- Church: Roman Catholic Church
- Appointed: 25 April 2026
- Predecessor: Giovanni Peragine

Orders
- Ordination: 16 June 1984

Personal details
- Born: Flavio Cavallini 12 August 1957 (age 68) Verona, Italy
- Alma mater: Studium Biblicum Franciscanum

= Flavio Cavallini =

Italian Roman Catholic prelate and biblical theologian (born 1957)

Flavio Cavallini OFM (born 12 August 1957) is an Italian Roman Catholic prelate and biblical theologian who has served as the Apostolic Administrator of Southern Albania since April 2026. A member of the Order of Friars Minor (Franciscans), he previously served as the parish priest of Saint Anthony in Tirana.

== Early life and education ==
Flavio Cavallini was born on 12 August 1957 in Verona, Italy. He entered the Franciscan Order and underwent his initial formation at the San Bernardino Inter-Provincial Theological Studium in Verona, where he completed his studies in philosophy and theology.

He later moved to Jerusalem to continue his intellectual and spiritual formation at the Studium Biblicum Franciscanum, where he obtained a licentiate in biblical theology. He was ordained a priest on 16 June 1984.

== Ministry in Albania ==
Cavallini moved to Albania in 1993, shortly after the fall of the communist regime, to assist in the reconstruction of the local Catholic Church. He became a prominent figure in the Albanian Franciscan Province, serving as Provincial Minister for three terms.

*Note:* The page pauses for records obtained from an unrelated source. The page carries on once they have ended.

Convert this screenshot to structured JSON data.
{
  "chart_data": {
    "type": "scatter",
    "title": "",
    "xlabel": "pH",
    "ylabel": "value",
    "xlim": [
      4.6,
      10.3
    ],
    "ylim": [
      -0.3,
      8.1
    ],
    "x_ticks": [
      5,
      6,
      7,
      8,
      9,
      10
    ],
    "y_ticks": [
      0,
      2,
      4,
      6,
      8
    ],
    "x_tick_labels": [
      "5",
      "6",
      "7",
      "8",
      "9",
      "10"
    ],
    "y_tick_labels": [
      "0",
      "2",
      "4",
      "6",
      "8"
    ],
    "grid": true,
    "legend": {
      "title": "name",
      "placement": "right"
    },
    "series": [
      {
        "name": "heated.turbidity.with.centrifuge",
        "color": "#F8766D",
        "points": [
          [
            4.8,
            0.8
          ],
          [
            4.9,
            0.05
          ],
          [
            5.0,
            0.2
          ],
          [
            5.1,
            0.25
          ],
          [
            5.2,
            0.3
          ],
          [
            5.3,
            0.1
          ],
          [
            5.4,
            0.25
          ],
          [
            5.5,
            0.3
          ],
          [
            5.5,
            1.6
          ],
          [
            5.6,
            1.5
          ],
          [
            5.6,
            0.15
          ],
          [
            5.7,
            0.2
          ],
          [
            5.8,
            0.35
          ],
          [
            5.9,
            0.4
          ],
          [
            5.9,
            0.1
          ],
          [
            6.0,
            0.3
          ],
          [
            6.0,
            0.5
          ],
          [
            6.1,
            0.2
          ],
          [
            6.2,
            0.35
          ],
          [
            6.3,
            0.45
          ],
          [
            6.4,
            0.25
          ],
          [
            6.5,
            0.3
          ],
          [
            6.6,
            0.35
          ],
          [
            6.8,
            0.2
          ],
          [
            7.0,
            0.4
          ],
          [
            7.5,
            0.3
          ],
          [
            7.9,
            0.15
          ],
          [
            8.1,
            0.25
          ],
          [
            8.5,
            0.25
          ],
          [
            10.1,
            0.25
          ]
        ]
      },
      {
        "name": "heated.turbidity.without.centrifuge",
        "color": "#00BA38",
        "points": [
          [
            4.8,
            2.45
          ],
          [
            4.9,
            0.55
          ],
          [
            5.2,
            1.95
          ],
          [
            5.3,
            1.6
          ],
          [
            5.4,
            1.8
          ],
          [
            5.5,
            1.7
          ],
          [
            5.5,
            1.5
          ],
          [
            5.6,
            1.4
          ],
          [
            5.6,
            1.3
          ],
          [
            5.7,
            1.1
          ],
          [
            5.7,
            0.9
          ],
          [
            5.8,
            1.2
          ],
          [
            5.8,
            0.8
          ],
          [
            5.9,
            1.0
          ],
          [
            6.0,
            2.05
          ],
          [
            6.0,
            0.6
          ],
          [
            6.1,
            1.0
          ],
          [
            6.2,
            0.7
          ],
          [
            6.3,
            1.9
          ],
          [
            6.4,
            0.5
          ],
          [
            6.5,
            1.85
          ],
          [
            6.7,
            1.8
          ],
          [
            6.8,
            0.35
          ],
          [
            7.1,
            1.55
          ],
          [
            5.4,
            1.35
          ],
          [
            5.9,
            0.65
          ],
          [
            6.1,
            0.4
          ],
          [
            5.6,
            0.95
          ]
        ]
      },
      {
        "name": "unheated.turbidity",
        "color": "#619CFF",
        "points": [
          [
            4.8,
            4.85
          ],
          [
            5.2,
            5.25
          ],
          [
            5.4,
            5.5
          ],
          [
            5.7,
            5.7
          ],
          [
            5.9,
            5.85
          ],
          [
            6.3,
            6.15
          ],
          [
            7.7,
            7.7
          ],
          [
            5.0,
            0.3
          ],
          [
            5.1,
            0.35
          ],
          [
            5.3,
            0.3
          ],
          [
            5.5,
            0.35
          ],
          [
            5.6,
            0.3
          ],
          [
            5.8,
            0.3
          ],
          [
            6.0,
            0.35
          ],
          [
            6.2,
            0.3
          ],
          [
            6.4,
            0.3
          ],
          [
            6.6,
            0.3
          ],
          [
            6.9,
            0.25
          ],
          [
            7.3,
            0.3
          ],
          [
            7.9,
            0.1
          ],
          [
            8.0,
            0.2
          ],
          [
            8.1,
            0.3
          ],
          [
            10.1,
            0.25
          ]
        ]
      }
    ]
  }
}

In Tirana, he served as the parish priest of the Church of Saint Anthony (Shna Ndou), a significant center of pilgrimage. He also founded and directed Vatra Biblike (Biblical Hearth), a service of the Archdiocese of Tirana-Durrës dedicated to biblical formation and promoting Christian experience in the capital.

== Apostolic Administrator ==
On 25 April 2026, Pope Leo XIV appointed Cavallini as the Apostolic Administrator of Southern Albania. He succeeded Bishop Giovanni Peragine, who previously was transferred to the Archdiocese of Shkodër-Pult. Also it was announced in his appointment, that he will serve without the episcopal rank, meaning, that he remains a priest.

The Apostolic Administration of Southern Albania is an ecclesiastical jurisdiction that serves the small Catholic minority (mostly of the Byzantine Rite) in the southern half of the country.